Obra ensimismada, inusual y radical en lo que concierne a su enfoque narrativo, Cherry Pie apela a un cine de sensaciones e insinuaciones. Verdadera película-iceberg, cincela un retrato femenino marcado férreamente por el misterio, por lo innombrado pero sugerido. Administrando la información con cuentagotas, es más vasto el territorio desconocido sobre el que trabaja Lorenz Merz que lo que realmente se nos permite ver, esto es, el rostro hermoso y voluble de su enigmática protagonista, sumida desde el principio en una huida hacia adelante por razones que apenas llegamos a entender o imaginar (sólo un par de fragmentos esbozan vagamente un pasado traumático que desembocó en la citada fuga), haciendo del espectador cómplice perplejo de las turbulencias internas de su protagonista. En cierto modo, toda la cinta es una invitación a descifrar los misterios de un alma (que diría Pabst), a descifrar la verdad que se oculta tras el rostro de la portentosa actriz Lolita Chammah, a la que la cámara de Merz no para de seguir (pegada a su nuca en todo momento, como en el cine de los Dardenne) en su errático vagar por gasolineras, carreteras, puertos… Es decir, por lugares de tránsito convertidos en no-lugares, espacios extraños por los que la protagonista pasea su callada desesperación sin que prácticamente nadie repare en ella (en una escena reveladora, la joven se adentra en una casa ajena sin ser percibida en ningún momento por los legítimos moradores, cual espectro invisible al ojo humano).

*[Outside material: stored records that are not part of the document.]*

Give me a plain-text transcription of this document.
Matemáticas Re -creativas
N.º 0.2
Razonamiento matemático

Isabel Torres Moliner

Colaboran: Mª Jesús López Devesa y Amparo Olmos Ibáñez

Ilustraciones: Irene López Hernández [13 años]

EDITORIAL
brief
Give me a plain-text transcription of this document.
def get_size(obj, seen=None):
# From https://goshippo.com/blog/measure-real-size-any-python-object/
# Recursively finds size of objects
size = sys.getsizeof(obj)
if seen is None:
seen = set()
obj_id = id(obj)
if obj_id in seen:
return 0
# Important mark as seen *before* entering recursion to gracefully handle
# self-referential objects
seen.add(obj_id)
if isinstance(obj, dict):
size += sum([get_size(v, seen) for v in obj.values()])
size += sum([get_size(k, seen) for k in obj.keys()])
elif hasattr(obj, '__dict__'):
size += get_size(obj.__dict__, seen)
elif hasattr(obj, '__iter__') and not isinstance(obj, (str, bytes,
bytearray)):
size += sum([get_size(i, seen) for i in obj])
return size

Es tal la audacia de Merz, que el relato prácticamente deriva hacia el fantástico y el absurdo, particularmente en una travesía náutica fantasmal que juega hábilmente con la angustia de la soledad, reforzando la idea de estar asistiendo al deambular de un alma en pena por un territorio extranjero convertido en siniestro limbo terrenal. Pero es sólo eso: un juego, una ilusión. Moviéndose en esa fina línea que separa cordura y locura, realidad e imaginación, Merz nos arrastra en el viaje final de su extraña heroína hasta hacernos partícipes incómodos de su malestar. El estilo sensorial, detallista y envolvente contribuye a plasmar más nítidamente su psique trastornada, al tiempo que la ausencia casi total de diálogos confiere a la narración un aura introspectiva y potencia la demencia misma del relato, deliberadamente anti-comercial y caprichoso en su desarrollo. La osadía de su director queda plasmada, además, en algunas decisiones de puesta en escena verdaderamente insólitas, como la que marca la desaparición del personaje de la mujer de blanco en fuera de plano, de forma tan cauta y discreta que casi pasa desapercibida.
Ciertamente, Merz no pone las cosas fáciles al espectador. La falta aparente de rumbo de la narración puede exasperar al más pintado, y el hermetismo de su personaje principal quizás dificulte la empatía de aquel espectador más acostumbrado a psicologías menos oscuras o crípticas. En cualquier caso, es evidente que tras las cámaras se esconde un artista de la imagen, capaz de insuflar poesía a dolientes primeros planos, así como de capturar la belleza etérea (y, a ratos, extrañamente aterradora) de las cosas: el mar, los pájaros, el tráfico… la vida que nos rodea. Buscando ese sitio exacto en el que desaparecer o fundirse pacíficamente con la nada, el personaje de Lolita Chammah va despojándose de todo rastro de su vida anterior (al tiempo que la narración intenta despojarse de todo lo superfluo –y sólo alguna pequeña reiteración lastra este objetivo), hasta transfigurarse en alguien ajeno y nuevo, convirtiéndose casi (o así lo sintió quien esto escribe) en un personaje de una película de Jean Rollin: un ángel pálido que vaga sobre la tierra (una tierra tan espectral y mustia como la que se mostraba en Kinetta, de Lanthimos), atrapado en un punto intermedio entre la vida y la muerte.
El efecto final que ejerce Cherry Pie es perturbador: pese a lo arduo de la travesía, prima el hechizo de unas imágenes poderosas e hipnóticas, y el retrato de una mujer desvalida que, a falta de encontrar su lugar en el mundo, caminó y caminó hasta perderse definitivamente. Y entonces se encontró.